This is the Gospel of our Lord Jesus Christ, thanks be to God, Amen.

New Testament Lesson: 1 Corinthians 2
Proclaiming Christ Crucified
When I came to you, brothers and sisters, I did not come proclaiming the mystery of God to you in lofty words or wisdom.  For I decided to know nothing among you except Jesus Christ, and him crucified. And I came to you in weakness and in fear and in much trembling. My speech and my proclamation were not with plausible words of wisdom, but with a demonstration of the Spirit and of power,  so that your faith might rest not on human wisdom but on the power of God.

The True Wisdom of God
Yet among the mature we do speak wisdom, though it is not a wisdom of this age or of the rulers of this age, who are doomed to perish. But we speak God’s wisdom, secret and hidden, which God decreed before the ages for our glory. None of the rulers of this age understood this; for if they had, they would not have crucified the Lord of glory. But, as it is written, “What no eye has seen, nor ear heard, nor the human heart conceived, what God has prepared for those who love him”— these things God has revealed to us through the Spirit; for the Spirit searches everything, even the depths of God. For what human being knows what is truly human except the human spirit that is within? So also no one comprehends what is truly God’s except the Spirit of God. Now we have received not the spirit of the world, but the Spirit that is from God, so that we may understand the gifts bestowed on us by God. And we speak of these things in words not taught by human wisdom but taught by the Spirit, interpreting spiritual things to those who are spiritual.

Those who are unspiritual do not receive the gifts of God’s Spirit, for they are foolishness to them, and they are unable to understand them because they are spiritually discerned. Those who are spiritual discern all things, and they are themselves subject to no one else’s scrutiny. But we have the mind of Christ.

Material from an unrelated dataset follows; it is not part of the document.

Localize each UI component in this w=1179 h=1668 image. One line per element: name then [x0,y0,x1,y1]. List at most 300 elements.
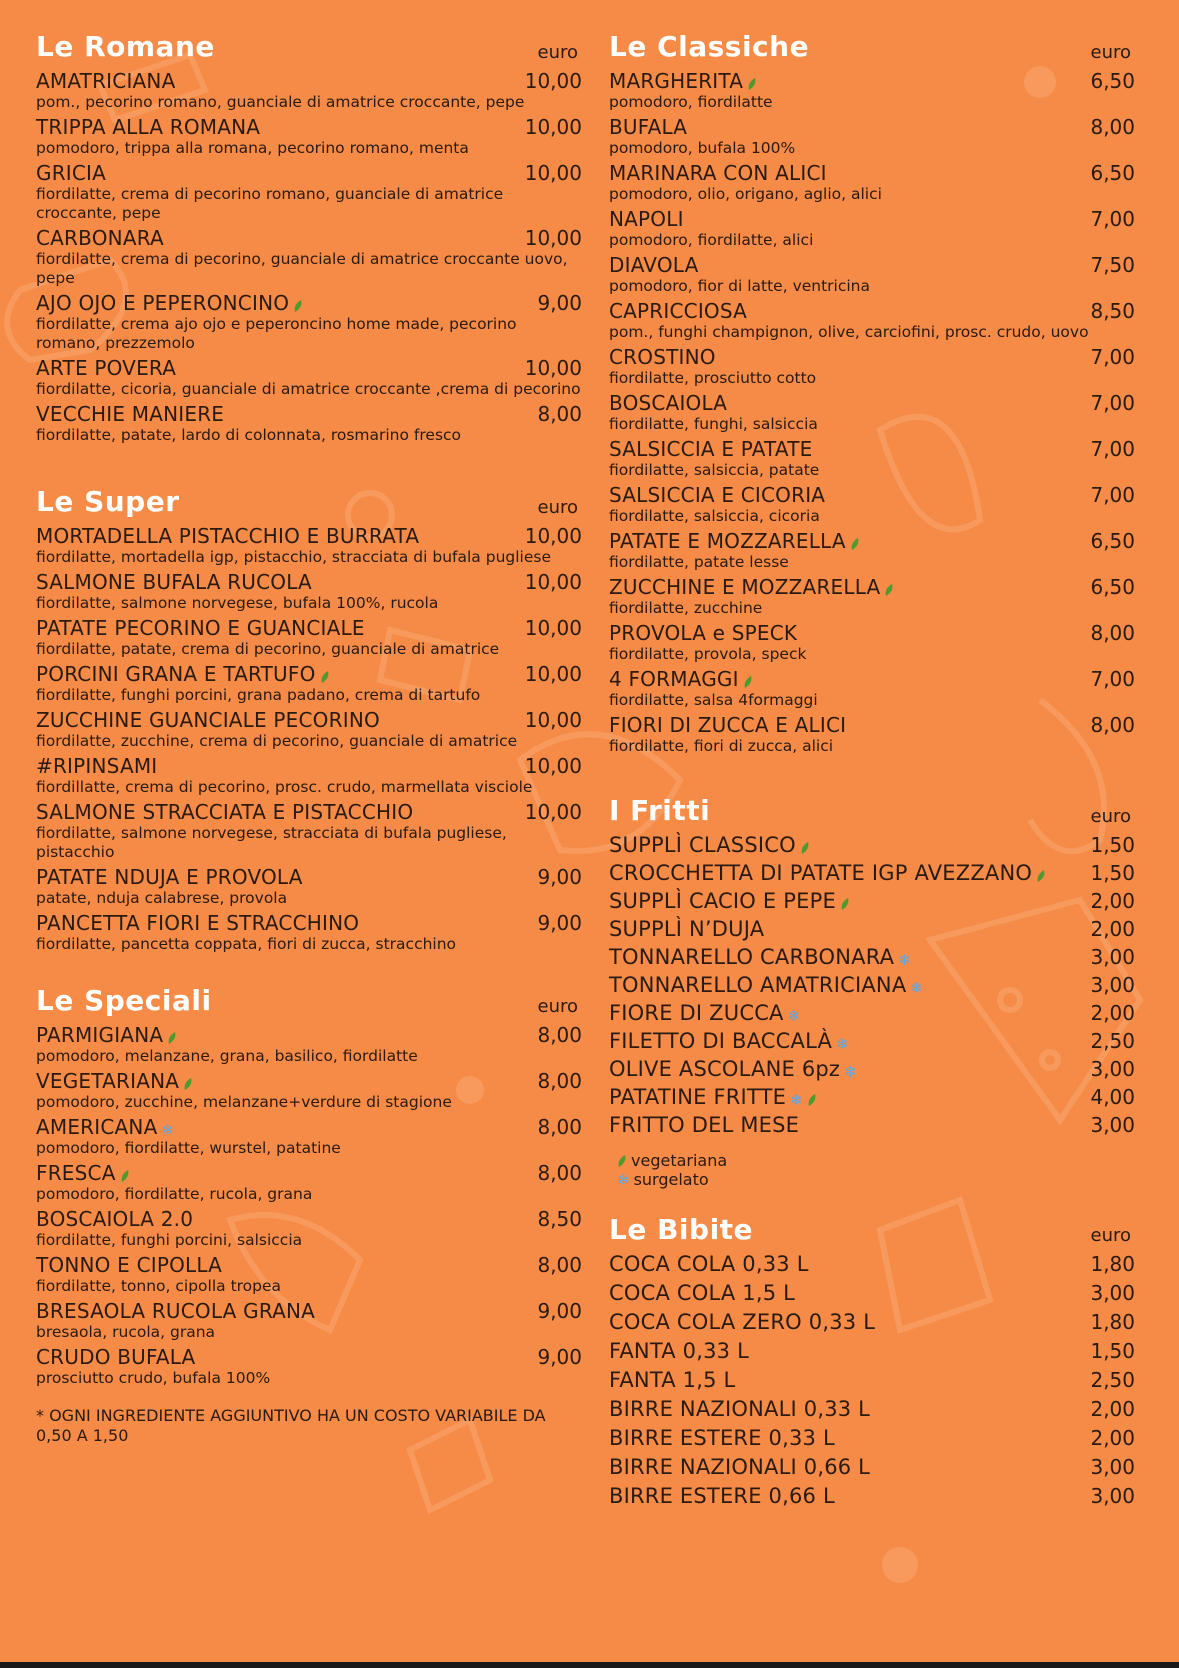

Gospel Lesson: John 15:1-8
Jesus the True Vine
“I am the true vine, and my Father is the vine grower.  He removes every branch in me that bears no fruit. Every branch that bears fruit he prunes to make it bear more fruit. You have already been cleansed by the word that I have spoken to you. Abide in me as I abide in you. Just as the branch cannot bear fruit by itself unless it abides in the vine, neither can you unless you abide in me.  I am the vine, you are the branches. Those who abide in me and I in them bear much fruit, because apart from me you can do nothing. Whoever does not abide in me is thrown away like a branch and withers; such branches are gathered, thrown into the fire, and burned.  If you abide in me, and my words abide in you, ask for whatever you wish, and it will be done for you.  My Father is glorified by this, that you bear much fruit and become my disciples.